Zulip Chat Archive

Stream: general

Topic: AITP


Johan Commelin (Oct 02 2018 at 14:25):

Here is a conference on AI and Theorem Proving: http://aitp-conference.org/2019/
The co-chair, Josef Urban, just told me that his ML system can now prove about 50% of Mizar's library.

Johan Commelin (Oct 02 2018 at 14:25):

I really wish that we could interface with that system, and have it write 50% of our proofs for us.

Patrick Massot (Oct 02 2018 at 14:33):

Asking google about Josef Urban doesn't immediately leads to what I was looking for...

Johan Commelin (Oct 02 2018 at 14:34):

@Scott Morrison @Keeley Hoek I think this might be really interesting for you. If you want I can put you in touch with Josef.

Johan Commelin (Oct 02 2018 at 14:34):

@Patrick Massot http://cs.ru.nl/~urban/

Patrick Massot (Oct 02 2018 at 14:35):

I found it eventually, although google thinks this is less interesting that marathon runner having clothing issues

Scott Morrison (Oct 02 2018 at 21:54):

I may try to go. I met Josef at Dagstuhl.

Jeremy Avigad (Apr 14 2019 at 21:50):

@Kevin Buzzard mentioned AITP. I'd be curious to hear his or anyone's take on the highlights of the meeting.

Kevin Buzzard (Apr 14 2019 at 21:56):

It was mostly people using ATPs not ITPs. TPTP got mentioned a lot more than Coq or Lean. Isabelle got more of a look-in. A lot of the slides for the talks are now available online. I was permanently confused by the people who were producing data of the following form: "We took a dataset of lots of theorems, trained our AI on 70% of them and then saw how it did on the rest; it solved 56% of them". And I would say "yeah but which ones? Did it solve any hard ones? Did it solve precisely all the ones which had two line proofs? What about all the theorems in the test data which were trivial corollaries of the stuff in the training data? Which statements did your deep learning neural net or whatever it is actually _solve_?" but they didn't think that way -- for them the theorems are just a database. I don't think they have favourite theorems :-)

Some people from google were writing a system-agnostic theorem prover; one of them told me that computers would be better than humans at maths within 10 years. Not everyone believed this.

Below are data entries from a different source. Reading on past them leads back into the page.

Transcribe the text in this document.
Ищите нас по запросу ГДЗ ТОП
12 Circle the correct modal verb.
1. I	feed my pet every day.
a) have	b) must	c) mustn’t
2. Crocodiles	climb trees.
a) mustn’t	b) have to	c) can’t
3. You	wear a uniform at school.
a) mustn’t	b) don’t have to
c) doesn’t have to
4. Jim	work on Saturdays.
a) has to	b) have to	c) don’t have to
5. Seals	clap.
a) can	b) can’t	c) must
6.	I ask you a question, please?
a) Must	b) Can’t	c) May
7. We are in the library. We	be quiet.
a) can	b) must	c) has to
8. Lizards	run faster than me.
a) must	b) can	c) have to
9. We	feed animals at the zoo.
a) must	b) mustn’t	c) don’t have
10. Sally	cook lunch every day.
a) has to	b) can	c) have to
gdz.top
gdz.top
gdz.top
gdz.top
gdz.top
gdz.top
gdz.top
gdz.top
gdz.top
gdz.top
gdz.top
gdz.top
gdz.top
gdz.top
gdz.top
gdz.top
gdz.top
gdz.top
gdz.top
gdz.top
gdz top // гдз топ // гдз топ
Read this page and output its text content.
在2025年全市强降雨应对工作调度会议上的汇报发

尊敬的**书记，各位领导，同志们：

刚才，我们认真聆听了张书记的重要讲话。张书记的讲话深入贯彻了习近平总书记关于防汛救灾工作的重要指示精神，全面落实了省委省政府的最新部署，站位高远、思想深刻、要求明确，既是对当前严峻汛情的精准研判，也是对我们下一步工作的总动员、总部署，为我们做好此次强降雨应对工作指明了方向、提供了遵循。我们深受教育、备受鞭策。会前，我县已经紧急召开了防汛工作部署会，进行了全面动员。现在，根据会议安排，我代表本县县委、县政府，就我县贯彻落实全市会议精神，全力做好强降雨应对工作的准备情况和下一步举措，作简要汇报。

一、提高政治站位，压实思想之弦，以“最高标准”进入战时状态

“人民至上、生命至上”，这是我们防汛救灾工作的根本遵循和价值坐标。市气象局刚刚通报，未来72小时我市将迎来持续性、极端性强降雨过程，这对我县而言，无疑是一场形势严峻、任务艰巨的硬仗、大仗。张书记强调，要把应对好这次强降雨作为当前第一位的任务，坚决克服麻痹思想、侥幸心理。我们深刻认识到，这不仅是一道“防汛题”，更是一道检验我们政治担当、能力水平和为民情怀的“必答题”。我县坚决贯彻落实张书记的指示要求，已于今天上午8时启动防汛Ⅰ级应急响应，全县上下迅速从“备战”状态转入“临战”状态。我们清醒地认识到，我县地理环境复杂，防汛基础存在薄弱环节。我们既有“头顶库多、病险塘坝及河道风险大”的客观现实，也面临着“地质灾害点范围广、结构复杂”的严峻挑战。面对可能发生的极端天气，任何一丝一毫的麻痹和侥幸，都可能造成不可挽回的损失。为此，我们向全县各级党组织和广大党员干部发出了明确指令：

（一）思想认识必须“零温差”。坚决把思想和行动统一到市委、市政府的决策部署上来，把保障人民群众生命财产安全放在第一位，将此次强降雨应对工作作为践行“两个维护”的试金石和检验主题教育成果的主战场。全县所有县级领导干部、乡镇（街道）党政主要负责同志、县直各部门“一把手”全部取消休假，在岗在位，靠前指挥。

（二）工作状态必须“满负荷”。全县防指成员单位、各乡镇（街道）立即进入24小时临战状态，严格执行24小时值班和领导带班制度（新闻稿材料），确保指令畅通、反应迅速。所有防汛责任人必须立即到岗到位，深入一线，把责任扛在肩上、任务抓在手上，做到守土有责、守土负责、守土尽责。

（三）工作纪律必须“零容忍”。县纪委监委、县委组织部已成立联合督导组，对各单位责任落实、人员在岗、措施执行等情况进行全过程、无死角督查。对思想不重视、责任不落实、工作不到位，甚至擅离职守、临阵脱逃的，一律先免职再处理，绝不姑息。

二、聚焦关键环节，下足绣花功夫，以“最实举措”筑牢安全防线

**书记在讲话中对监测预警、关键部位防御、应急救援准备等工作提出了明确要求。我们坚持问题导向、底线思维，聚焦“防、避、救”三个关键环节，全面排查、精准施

But the argument for it is apparently "look at computer vision -- everyone said it was completely impossible 20 years ago but now we have self-driving cars".

Reid Barton (Apr 14 2019 at 22:16):

I have heard similar claims from AI people and I'm not sure whether to assign more weight to the fact that they know more about AI than I do or the fact that I know more about math than they do.

Kevin Buzzard (Apr 14 2019 at 22:19):

I have heard similar claims from AI people and I'm not sure whether to assign more weight to the fact that they know more about AI than I do or the fact that I know more about math than they do.

Yes, these were pretty much my feelings too.

Kevin Buzzard (Apr 14 2019 at 22:34):

The google people put up a website for their work at https://sites.google.com/view/holist/home . It was Christian Szegedy, one of the authors of the paper, who said to me that computers will be better than humans within 10 years. He has a PhD in some discrete maths area.

Kevin Buzzard (Apr 14 2019 at 22:36):

I asked them about whether they could use Lean -- they looked at it 2 years ago but I told them that a lot had changed since then. They said their methods should be applicable to any theorem prover.

Jeremy Avigad (Apr 14 2019 at 22:45):

Thanks for the summary. I agree that the progress to date seems fairly limited, and mathematics seems to have a very different character from domains where ML has been successful. But I also wonder whether I am missing something. That's why I was curious to hear about the meeting.

By the way, Szegedy is co-author on a number of papers that are highly cited. (https://scholar.google.com/citations?user=3QeF7mAAAAAJ&hl=en.) It is amazing to me that a paper that is only four years old can have more than 12,000 citations.

Chris Hughes (Apr 14 2019 at 22:50):

Even if it doesn't prove the Riemann hypothesis, it might become better at filling in the easy bits than humans, and make formal proof realistic for research maths.